Data Privacy Gets a Makeover With ‘Zero-Knowledge’ Scheme

A cloud tool for application developers is designed to provide strong data encryption by eliminating the requirement for app users to share personal data. The tool also aims to reduce the burden on companies who must protect personal data residing in their apps.

IBM said its Identity Mixer cloud tool is generally available. It uses a cryptographic algorithm to encrypt personal data like a user’s age, address or credit card number. IBM said its framework differs from other data security approaches by eliminated the need to share personal data rather than merely adding more layers of data protection.

The company is targeting Identity Mixer at the growing digital wallet market in which the user’s credentials are certified by a trusted third party. In the case of a government-issued identity card, IBM said, the issuer of the credentials would have no knowledge of how or when personal data was being used.

The Identity Mixer tool is available on IBM’s Bluemix application development platform. The company said the cloud-based tool is based on an approach called “zero-knowledge proof” in which developers build apps that can authenticate a user’s identity without gathering personal data.

Since no personal information is exchanged when authenticating a user who, for example, claims to have a subscription, companies are relieved of the burden of protecting and securing personal data while user data is no longer exposed to hackers during web transactions.

Under the scheme developed by IBM researchers in Zurich, Switzerland, the tool works by asking users to provide a public key used to authenticate their identity. Each user has a secret key, and each consumer transaction uses a different public key. That approach leaves no privacy “breadcrumbs,” IBM asserted.

IBM initially made the crypto tool available earlier this year as an “experimental service” on its Bluemix platform-as-a-service for building and managing applications. Since then, it has demonstrated the cloud version of Identity Mixer in pilot projects with European and Australian academic and industry partners.

IBM said the data encryption technology incorporates more than a decade of research aimed bringing the “concept of minimal disclosure of identity-related data to reality, and now it is ready to use for both computers and mobile device transactions” in the cloud.

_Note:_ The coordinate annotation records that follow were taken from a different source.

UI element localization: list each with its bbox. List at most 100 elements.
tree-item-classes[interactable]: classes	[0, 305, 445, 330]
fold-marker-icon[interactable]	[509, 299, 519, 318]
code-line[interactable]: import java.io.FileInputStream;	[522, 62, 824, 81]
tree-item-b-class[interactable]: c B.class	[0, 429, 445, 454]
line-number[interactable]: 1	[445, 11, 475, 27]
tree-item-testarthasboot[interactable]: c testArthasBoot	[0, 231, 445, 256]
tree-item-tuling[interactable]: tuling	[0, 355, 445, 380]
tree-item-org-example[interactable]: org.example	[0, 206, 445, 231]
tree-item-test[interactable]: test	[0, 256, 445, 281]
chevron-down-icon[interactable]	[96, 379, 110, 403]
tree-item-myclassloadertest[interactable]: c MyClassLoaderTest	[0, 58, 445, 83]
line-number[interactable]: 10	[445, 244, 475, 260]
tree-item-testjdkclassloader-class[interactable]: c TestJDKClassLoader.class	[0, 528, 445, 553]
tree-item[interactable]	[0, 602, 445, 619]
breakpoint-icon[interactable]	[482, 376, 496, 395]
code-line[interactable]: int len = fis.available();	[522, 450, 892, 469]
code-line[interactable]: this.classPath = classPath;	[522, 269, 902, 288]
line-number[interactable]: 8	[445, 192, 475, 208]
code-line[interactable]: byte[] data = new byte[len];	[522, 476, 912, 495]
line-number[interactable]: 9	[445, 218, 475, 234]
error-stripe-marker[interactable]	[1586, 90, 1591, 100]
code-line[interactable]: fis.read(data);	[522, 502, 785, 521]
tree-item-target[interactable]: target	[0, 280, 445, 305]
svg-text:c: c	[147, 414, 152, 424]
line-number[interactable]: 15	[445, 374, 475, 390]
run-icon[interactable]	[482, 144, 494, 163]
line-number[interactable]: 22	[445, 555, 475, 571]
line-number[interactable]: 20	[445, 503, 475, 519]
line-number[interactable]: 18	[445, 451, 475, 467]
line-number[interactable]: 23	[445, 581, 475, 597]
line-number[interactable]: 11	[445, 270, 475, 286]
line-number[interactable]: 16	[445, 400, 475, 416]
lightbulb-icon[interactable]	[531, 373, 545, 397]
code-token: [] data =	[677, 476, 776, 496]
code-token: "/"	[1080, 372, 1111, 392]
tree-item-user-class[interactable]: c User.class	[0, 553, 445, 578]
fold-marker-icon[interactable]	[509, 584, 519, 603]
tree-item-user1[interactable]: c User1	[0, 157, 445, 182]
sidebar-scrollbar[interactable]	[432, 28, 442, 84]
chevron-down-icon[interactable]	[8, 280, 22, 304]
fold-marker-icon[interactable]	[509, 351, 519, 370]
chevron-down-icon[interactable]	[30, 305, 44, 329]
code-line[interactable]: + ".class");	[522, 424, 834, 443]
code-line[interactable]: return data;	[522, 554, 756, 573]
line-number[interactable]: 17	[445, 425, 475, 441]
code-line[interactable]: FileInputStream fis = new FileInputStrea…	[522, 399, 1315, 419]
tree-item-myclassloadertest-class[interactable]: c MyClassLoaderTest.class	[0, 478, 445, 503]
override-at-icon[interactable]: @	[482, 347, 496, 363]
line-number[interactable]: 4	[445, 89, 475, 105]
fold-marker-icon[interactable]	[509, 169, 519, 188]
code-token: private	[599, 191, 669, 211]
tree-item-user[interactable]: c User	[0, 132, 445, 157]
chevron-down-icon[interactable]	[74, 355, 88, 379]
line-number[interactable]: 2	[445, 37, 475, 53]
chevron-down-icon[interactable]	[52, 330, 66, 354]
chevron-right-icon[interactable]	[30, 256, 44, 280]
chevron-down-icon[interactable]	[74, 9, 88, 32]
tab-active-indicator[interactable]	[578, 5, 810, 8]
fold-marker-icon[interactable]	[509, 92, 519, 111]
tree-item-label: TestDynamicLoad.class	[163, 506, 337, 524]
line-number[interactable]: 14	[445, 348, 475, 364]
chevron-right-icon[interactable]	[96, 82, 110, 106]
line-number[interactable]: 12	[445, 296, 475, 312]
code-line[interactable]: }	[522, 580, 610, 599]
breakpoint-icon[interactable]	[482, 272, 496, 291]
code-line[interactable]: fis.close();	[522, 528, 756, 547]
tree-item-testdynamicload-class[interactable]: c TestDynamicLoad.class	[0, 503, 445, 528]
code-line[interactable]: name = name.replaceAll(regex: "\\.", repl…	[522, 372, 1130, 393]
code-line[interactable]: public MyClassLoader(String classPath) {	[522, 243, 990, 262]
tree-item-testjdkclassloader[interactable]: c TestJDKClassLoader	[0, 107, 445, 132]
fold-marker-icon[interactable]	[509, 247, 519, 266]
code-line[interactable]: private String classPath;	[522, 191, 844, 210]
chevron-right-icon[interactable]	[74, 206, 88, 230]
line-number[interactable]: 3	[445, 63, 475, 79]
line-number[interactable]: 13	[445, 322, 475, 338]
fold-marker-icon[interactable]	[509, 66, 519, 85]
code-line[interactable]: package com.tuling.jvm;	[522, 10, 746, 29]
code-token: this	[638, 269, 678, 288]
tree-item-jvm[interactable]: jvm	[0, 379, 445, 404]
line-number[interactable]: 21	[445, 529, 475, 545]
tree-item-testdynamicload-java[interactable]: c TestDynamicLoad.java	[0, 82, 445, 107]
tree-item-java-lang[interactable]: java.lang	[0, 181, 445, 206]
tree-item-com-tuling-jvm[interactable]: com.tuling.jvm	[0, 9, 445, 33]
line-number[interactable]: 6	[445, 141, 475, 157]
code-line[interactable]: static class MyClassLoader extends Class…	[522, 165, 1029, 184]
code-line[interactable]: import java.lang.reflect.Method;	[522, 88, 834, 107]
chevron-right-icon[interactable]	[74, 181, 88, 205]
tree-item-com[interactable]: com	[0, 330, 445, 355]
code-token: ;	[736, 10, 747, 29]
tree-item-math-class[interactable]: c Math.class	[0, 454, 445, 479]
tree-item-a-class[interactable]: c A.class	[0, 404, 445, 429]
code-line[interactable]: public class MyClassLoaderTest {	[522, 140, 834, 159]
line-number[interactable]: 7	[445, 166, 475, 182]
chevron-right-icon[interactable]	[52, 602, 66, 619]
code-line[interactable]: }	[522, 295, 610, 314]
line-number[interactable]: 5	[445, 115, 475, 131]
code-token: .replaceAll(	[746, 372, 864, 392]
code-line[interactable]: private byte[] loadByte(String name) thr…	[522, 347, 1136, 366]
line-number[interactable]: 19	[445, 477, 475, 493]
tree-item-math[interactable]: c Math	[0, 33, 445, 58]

An ecosystem appears to be emerging around the “zero-knowledge proof” approach to data and transaction security. A startup called Zerocoin Electric Coin Co. surfaced recently. Referring to the layer of privacy on encrypted web pages, it bills itself as the “HTTPS” of digital money.

Another startup, Bear Bonds, also said it is leveraging zero-knowledge proof protocols as a way to “reinvent the blockchain,” a reference to the distributed database used by digital money pioneers like Bitcoin to maintain encrypted ledgers of digital transactions.